Well tonight we had a very good training night. Jay and Matt both had to work. Well guys your decoy jobs may very well be taken over by MY GIRLS. Christine, Rebecca and Amber. Although Christine didn't get to do any I bet she would be as good as the other two. Fantastic job girls. ( wish I had a vidoe camera) Amber worked Maza and Rebecca worked Tate. It was all prey work and they did great. I got Bentley out and they both took bites from him. Then I took Lexus out and had Rebecca go to the middle of the field. I sent Lexus, I'm not sure I correctly heard what came out of Rebecca's mouth. I dare not repete it, I may be wrong. Then I told her to run, the escape bite, she did run and then, I can't repete that either.

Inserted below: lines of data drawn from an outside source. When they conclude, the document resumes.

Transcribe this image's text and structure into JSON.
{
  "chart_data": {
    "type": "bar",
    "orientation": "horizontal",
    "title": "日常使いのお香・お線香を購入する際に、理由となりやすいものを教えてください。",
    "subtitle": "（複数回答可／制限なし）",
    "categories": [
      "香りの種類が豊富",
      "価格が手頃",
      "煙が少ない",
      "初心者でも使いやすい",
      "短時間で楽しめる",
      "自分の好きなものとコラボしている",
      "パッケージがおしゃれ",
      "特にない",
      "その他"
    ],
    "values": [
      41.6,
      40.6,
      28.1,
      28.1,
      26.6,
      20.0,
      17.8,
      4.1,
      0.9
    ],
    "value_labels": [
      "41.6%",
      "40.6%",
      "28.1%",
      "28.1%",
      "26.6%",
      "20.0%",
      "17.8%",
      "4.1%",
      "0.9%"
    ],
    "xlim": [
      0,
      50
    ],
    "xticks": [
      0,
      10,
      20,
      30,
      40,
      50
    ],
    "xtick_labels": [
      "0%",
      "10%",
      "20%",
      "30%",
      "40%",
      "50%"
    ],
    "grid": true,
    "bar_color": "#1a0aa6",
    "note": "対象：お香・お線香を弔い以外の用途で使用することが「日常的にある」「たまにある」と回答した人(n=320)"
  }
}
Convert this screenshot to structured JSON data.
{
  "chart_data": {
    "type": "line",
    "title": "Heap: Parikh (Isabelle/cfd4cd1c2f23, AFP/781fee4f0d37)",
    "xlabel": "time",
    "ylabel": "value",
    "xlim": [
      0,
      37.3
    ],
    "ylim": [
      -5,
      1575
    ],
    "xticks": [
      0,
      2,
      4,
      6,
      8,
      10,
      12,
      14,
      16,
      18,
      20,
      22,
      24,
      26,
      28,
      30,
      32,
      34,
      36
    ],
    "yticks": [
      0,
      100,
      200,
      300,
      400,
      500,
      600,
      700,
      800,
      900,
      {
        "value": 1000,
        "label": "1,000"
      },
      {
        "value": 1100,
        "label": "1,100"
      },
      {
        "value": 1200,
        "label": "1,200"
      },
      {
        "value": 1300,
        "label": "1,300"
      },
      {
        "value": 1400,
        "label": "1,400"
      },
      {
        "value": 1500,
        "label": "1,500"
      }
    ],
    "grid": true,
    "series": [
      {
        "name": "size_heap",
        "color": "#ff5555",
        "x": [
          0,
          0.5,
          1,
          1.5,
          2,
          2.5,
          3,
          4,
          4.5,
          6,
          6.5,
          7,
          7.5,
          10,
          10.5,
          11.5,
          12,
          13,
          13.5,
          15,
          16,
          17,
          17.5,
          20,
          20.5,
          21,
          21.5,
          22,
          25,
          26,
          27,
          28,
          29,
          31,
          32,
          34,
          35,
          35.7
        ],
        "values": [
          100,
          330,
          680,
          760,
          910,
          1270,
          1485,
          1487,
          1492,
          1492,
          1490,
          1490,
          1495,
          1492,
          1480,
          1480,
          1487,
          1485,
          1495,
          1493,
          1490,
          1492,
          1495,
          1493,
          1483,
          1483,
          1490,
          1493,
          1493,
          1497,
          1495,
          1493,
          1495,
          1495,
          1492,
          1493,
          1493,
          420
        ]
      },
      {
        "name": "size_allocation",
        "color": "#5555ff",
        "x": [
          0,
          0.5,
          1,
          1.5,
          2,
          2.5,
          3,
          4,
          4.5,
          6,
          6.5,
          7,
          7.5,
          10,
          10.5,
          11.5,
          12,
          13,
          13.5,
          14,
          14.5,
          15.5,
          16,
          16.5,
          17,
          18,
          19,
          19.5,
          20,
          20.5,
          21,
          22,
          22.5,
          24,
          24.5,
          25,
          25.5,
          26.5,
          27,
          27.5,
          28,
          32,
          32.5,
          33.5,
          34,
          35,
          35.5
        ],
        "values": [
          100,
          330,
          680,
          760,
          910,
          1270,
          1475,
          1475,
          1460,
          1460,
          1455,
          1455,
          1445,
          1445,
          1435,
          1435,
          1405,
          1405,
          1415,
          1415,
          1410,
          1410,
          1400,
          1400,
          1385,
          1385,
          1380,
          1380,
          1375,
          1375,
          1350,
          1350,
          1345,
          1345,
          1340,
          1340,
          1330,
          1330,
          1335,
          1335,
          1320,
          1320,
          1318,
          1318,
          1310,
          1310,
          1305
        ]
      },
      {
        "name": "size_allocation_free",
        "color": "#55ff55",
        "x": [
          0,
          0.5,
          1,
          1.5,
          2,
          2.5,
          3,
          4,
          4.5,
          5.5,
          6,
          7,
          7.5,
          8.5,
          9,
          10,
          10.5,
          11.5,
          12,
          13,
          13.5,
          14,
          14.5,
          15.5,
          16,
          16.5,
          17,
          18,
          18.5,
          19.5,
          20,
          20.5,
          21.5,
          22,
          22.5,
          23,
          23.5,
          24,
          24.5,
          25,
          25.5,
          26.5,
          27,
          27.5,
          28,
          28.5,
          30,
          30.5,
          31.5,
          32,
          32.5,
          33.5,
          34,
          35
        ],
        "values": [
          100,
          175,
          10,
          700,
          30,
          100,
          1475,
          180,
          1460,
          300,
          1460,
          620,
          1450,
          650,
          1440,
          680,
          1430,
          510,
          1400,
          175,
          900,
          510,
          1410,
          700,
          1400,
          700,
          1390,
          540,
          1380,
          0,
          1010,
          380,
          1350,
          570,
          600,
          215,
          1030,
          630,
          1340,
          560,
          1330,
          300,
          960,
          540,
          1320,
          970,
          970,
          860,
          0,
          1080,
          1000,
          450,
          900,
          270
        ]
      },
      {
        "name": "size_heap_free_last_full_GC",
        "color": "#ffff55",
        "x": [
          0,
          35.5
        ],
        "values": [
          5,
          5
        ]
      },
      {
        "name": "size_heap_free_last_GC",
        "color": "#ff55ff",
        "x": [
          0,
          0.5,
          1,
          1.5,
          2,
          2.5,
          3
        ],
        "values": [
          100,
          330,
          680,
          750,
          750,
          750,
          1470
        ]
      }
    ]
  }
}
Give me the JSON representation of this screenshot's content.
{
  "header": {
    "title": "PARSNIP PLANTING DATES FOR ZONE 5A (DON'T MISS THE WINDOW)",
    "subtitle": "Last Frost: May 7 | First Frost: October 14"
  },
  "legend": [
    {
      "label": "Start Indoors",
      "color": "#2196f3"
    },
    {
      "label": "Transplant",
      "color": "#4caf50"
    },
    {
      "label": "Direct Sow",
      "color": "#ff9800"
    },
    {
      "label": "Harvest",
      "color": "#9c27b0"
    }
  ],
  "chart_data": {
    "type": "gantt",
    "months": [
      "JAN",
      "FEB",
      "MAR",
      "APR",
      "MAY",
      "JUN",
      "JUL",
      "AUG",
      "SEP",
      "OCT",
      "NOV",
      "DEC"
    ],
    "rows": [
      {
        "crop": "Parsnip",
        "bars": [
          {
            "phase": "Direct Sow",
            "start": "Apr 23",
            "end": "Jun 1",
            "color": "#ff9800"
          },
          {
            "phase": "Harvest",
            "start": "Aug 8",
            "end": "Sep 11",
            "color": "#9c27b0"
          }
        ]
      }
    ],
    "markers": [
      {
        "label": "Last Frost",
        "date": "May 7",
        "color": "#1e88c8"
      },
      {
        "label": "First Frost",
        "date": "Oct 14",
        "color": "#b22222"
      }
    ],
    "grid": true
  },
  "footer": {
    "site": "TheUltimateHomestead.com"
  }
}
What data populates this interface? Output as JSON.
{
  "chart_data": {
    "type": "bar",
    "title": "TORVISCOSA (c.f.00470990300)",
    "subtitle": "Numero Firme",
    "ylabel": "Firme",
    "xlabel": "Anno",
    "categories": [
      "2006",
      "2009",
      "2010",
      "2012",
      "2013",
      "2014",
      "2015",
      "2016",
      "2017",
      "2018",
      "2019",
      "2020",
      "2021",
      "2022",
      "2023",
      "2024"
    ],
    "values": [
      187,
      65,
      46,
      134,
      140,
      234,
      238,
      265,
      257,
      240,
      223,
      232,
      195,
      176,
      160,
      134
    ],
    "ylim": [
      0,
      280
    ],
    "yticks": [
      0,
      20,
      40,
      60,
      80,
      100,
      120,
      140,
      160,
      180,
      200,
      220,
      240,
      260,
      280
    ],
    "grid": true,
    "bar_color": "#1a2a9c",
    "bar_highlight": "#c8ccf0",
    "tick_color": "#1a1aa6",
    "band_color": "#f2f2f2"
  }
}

They seemed to have had fun, I know I did. I didn't know girls could move like that. Rebecca, does Bentley bite hard? Thanks girls I had a great time and I know you all did too. Ya'll made my day complete. Thanks


----------



## Amber Scott Dyer (Oct 30, 2006)

Jerry, SHHHHH


----------



## steve gossmeyer (Jan 9, 2007)

that has to be repeated in july


----------



## Amber Scott Dyer (Oct 30, 2006)

Steve, I wouldn't count on it.


----------



## jay lyda (Apr 10, 2006)

Oh yeah he can.


----------



## Rebecca Santana (May 16, 2007)

whoa I guess that wasn't suppose to be kept quiet Jerry! hahaha dang oh and yes Bently does bite hard. I wouldn't count on a repeat in July. The best part for me was loving it even though I never anticipated having any fear of dogs until I saw that look in Bently eyes and running and seeing Lexus come at me! While I worked through the fear forced adrenaline rush I had an even more profound respect for those that decoy and feel the job is best left to the professionals! LOL


----------



## Jerry Lyda (Apr 4, 2006)

You girls are great sports, I HAVE to hand it to you Rebecca always remember you have taken a bite from one of the hardest biting GSD out there, Bentley. THE sire to my next pup.


----------



## Connie Sutherland (Mar 27, 2006)

Jerry Lyda said:


> You girls are great sports, I HAVE to hand it to you Rebecca always remember you have taken a bite from one of the hardest biting GSD out there, Bentley. THE sire to my next pup.


"Girls" might be the operative word there..... as in "young." My first experience in a bite suit a few weeks ago taught me that advanced age isn't a big advantage in that activity.

I admire you all, very sincerely!


----------